When asked what they thought of their introduction to the M4 carbine, Nobriga, a registered nurse from Staten Island, New York, noted that Range Operations weren’t scheduled until the following week, their fourth and final week of training.
Because of the pandemic, AMEDD DCC cadre modified its Range Week teaching method, and incorporated distance learning via computers, said Capt. Andrew Garey, battery logistics officer and course instructor.
Beginning in their third week, the student officers learned how to properly use their rifles — how to break the weapon down and reassemble it, how to aim properly (the application of sight alignment and sight picture techniques), and how to make sight adjustments — all in preparation for firing their M4s at known-distance targets on the weapons range.
The cadre has little choice but to rely heavily on virtual learning.
“Most definitely,” 2-6th ADA Commander Lt. Col. Brad Hayes concurred. “In this concentrated (barracks and training) area and the short time we have these student officers, we have to take COVID-19 precautions very seriously, for two reasons. We can’t delay the students’ departure to the field, and we can’t lose our cadre, because if we lose our cadre, we lose the students.”

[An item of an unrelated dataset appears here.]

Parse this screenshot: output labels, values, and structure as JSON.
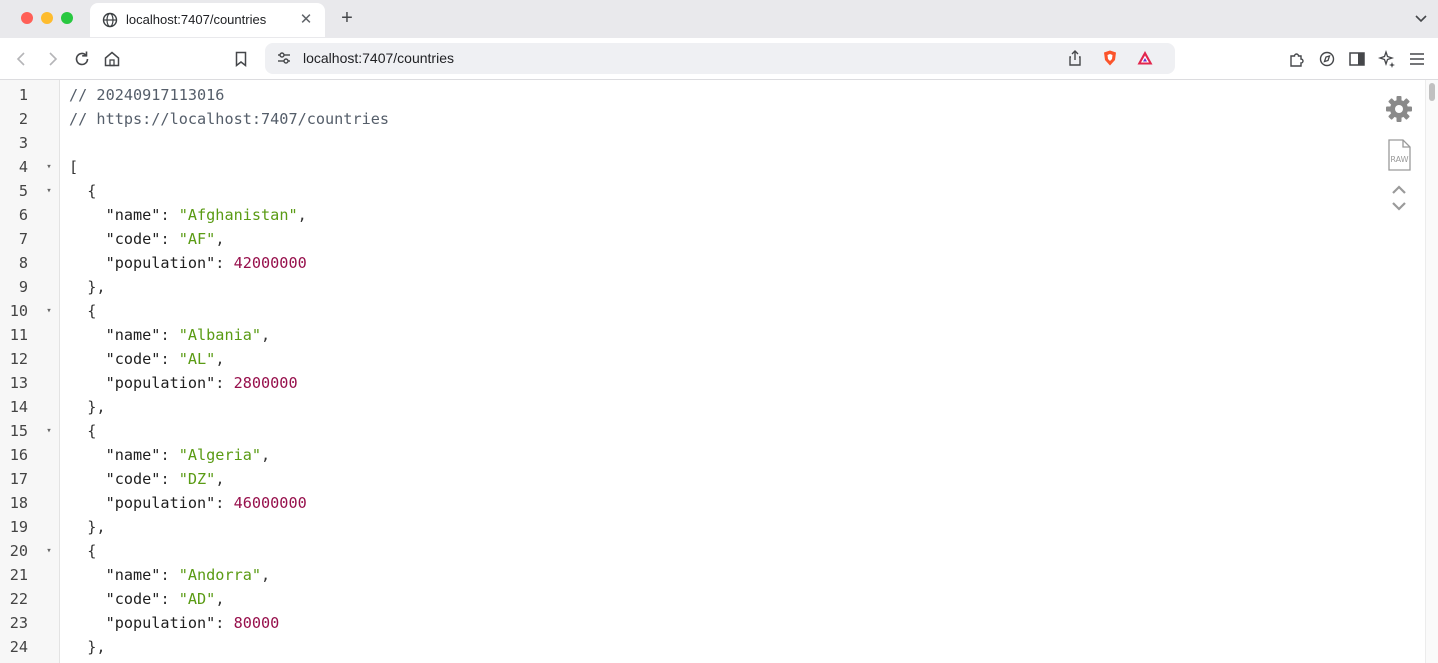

Until recently, AMEDD DCC student officer barracks had no Wi-Fi, explained Hayes. With the installation of Wi-Fi, “these students could use their MacBooks at day one, during their basic physical fitness instruction.”
Since the course’s inception in 2017, some 3,000 civilian medical professionals have chosen to embrace the Army lifestyle, along with its 245-year-old history of warfare, military customs, courtesies, and traditions; become versed in Army values and the basics of Soldiering; and to enroll in and pursue AMEDD DCC at Fort Sill. Upon their graduation here, they have progressed on to, first, their Basic Officer Leader Course (BOLC), and then to various medical specialty courses at Joint Base San Antonio (JBSA)-Fort Sam Houston, Texas.
Carefully thinking back, Tenorio puts the number of student officers who ultimately decided the life of a Soldier was not the best fit for them at three out of those 3,000.
Fort Sill is the only military installation — and the 30th ADA Brigade’s C/2-6th ADA is the only unit in the whole of the Army inventory — that conducts AMEDD DCC.
According to Tenorio, “Fort Sill was chosen because of its training infrastructure, world-class facilities, and geographic relation to Fort Sam Houston.”
Fort Sill’s AMEDD DCC is tantamount to “a mini version of basic combat training for those officer candidates selected for AMEDD DCC,” said Hayes.
“Our cadre here does a remarkable job,” noted Hayes. “We are one of the only units in TRADOC with such a unique mixture of cadre — combat medics, engineers, logisticians, infantrymen, field artillerymen, and air defenders. Our (C Battery’s) particular mixture is charged with training all our future Army health care providers.”
Prior to 2017, any number of highly skilled medical professionals reported to BOLC JBSA-Fort Sam Houston not knowing how to be Soldiers, said Tenorio. Under those circumstances, Fort Sam’s cadre was forced to take time out of its BOLC training schedule to teach those students the most rudimentary of Soldier skills.
By grooming AMEDD DCC student officers here, by ensuring they have acquired basic Soldiering skills before arriving at their BOLC, Fort Sill’s success is paid forward. JBSA-Fort Sam Houston cadre can maintain focus on its planned as well as on, in some instances, supplemental BOLC instruction.